According to a recent article in the New York Times, the Western prejudice against fat people is now spreading to developing countries. The article quoted a Mexico City man who groused about riding the city's crowded buses.
"The fatties," he said, "take up a lot of space."
Imagine what it's like to be on the receiving end of that kind prejudice every day. As a person who lost 50 pounds a few years ago, I have some understanding of what it's like to be heavy in a society where you can never be too rich or too thin. The sense of shame a fat person feels when they look in the mirror is only intensified by the negative reaction of others.
As our society continues to get heavier, our fashion models -- and our tolerance -- keep growing thinner. Tabloids drool over the weight fluctuations of the Kardashians and other celebrities with relish (excuse the food pun). TVs "Biggest Loser" and its many copycats exploit the obese for ratings while women's magazine covers trumpet "the last diet you will ever need" next to photos of luscious chocolate cake. Love yourself as you are; now lose 30 pounds.
Why do we live in such a fat phobic society? When people respond to the obese with disdain ("Why don't they just exercise?"), it is likely because they themselves feel threatened. Many people look at the overweight and see laziness, poor self-control, and weakness. We all have sides that feel out of control and shameful, self-defeating habits we cannot tame. We may look at fat people and see unpalatable aspects of ourselves. And so we project our fears onto them. I'm not the one who is lazy or out of control, you are. I am not insecure about my looks. By binging on sanctimony, some people get to (temporarily) feel better about themselves -- precisely the kind of solace other folks find it in food.
Body image issues often begin in childhood, with parents who criticize their children's weight and appearance while sometimes giving conflicting messages about food. ("You're not leaving this table until you eat everything on your plate!") Frequently, parents project their own insecurities around body image onto their children, calling them fat and lazy even as they overfeed them.
Because these self-images are so deeply ingrained, all the diets in the world may not be helpful. Physiological and other practical factors are also crucially important, but many people avoid the psychological component because of the fear that lies under the fat. Better to stuff down insecurity than stir up what they fear could be a lot of pain.
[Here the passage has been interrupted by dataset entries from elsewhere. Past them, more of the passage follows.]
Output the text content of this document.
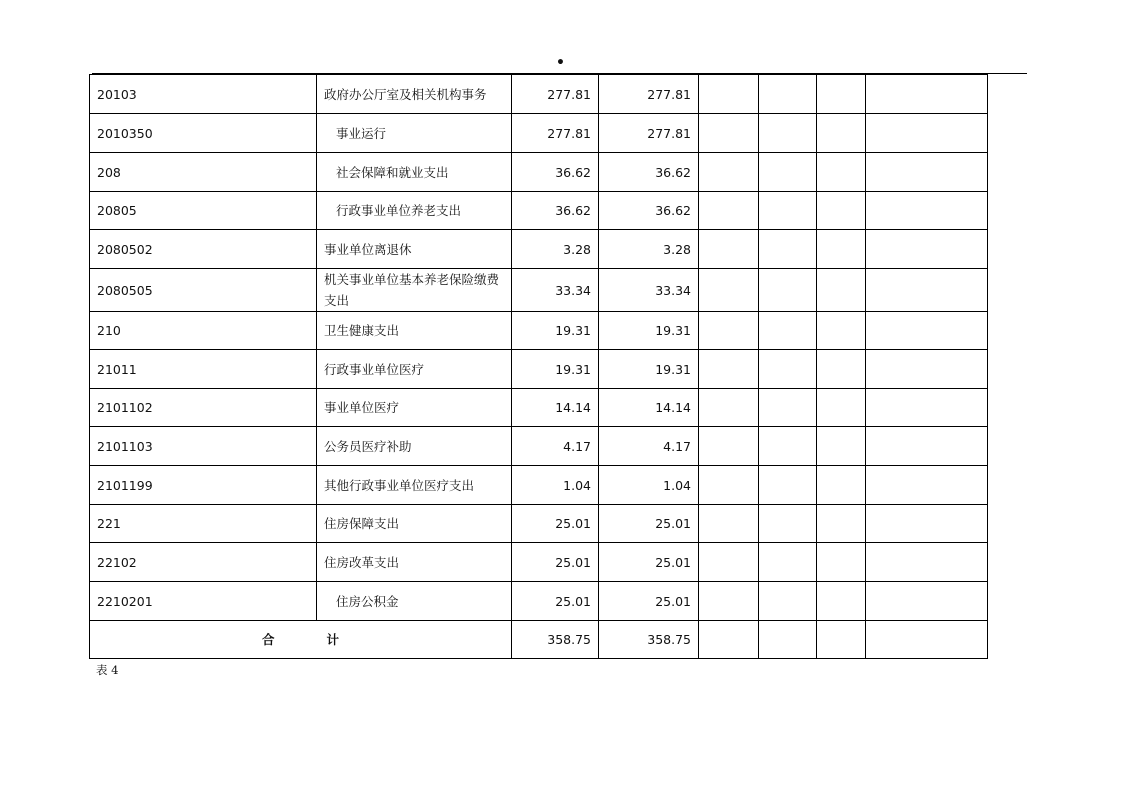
•
20103	政府办公厅室及相关机构事务	277.81	277.81				
2010350	事业运行	277.81	277.81				
208	社会保障和就业支出	36.62	36.62				
20805	行政事业单位养老支出	36.62	36.62				
2080502	事业单位离退休	3.28	3.28				
2080505	机关事业单位基本养老保险缴费支出	33.34	33.34				
210	卫生健康支出	19.31	19.31				
21011	行政事业单位医疗	19.31	19.31				
2101102	事业单位医疗	14.14	14.14				
2101103	公务员医疗补助	4.17	4.17				
2101199	其他行政事业单位医疗支出	1.04	1.04				
221	住房保障支出	25.01	25.01				
22102	住房改革支出	25.01	25.01				
2210201	住房公积金	25.01	25.01				
合 计		358.75	358.75				
表 4
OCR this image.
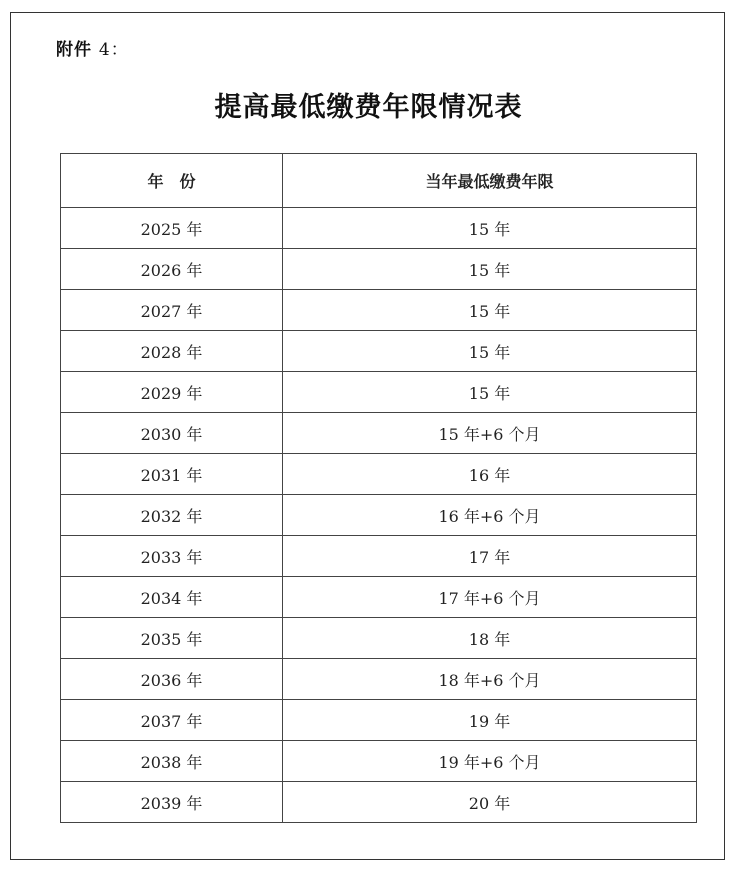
附件 4：
提高最低缴费年限情况表
年　份	当年最低缴费年限
2025 年	15 年
2026 年	15 年
2027 年	15 年
2028 年	15 年
2029 年	15 年
2030 年	15 年+6 个月
2031 年	16 年
2032 年	16 年+6 个月
2033 年	17 年
2034 年	17 年+6 个月
2035 年	18 年
2036 年	18 年+6 个月
2037 年	19 年
2038 年	19 年+6 个月
2039 年	20 年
And so the pain -- and the pounds -- remain.
In therapy, the patient will need to trust the therapist. Particularly if the clinician is thin and appearance-conscious, the person struggling with weight issues may worry about being judged. After all, many overweight people stop seeing doctors because they are lectured and condescended to. In a Yale University study, more than half of the primary care doctors questioned described obese patients as "awkward, unattractive, ugly, and unlikely to comply with treatment." And these were the sentiments they were willing to share openly.
In order to help the patient feel safe and understood, the therapist must be willing to examine her prejudices and her own issues with weight and body image. She must be attuned to the patient's fears and shame, and any experience of being judged in the treatment.
As the patient continues to feel trusting and supported, the work deepens. The psychoanalytic therapist helps the patient understand and work through his or her feelings of shame and fear. Many people learn early on to find comfort and self-soothing food, the very things they may have needed but didn't get from their parents. In many households, feeding is the only way children feel loved.
One of the goals of therapy is not simply a healthier lifestyle, but helping each person feel good about themselves no matter what the scale says. As a person who has dealt with weight and self-esteem issues, I can proudly say that I've been fat and and I've been thin. And happy is better.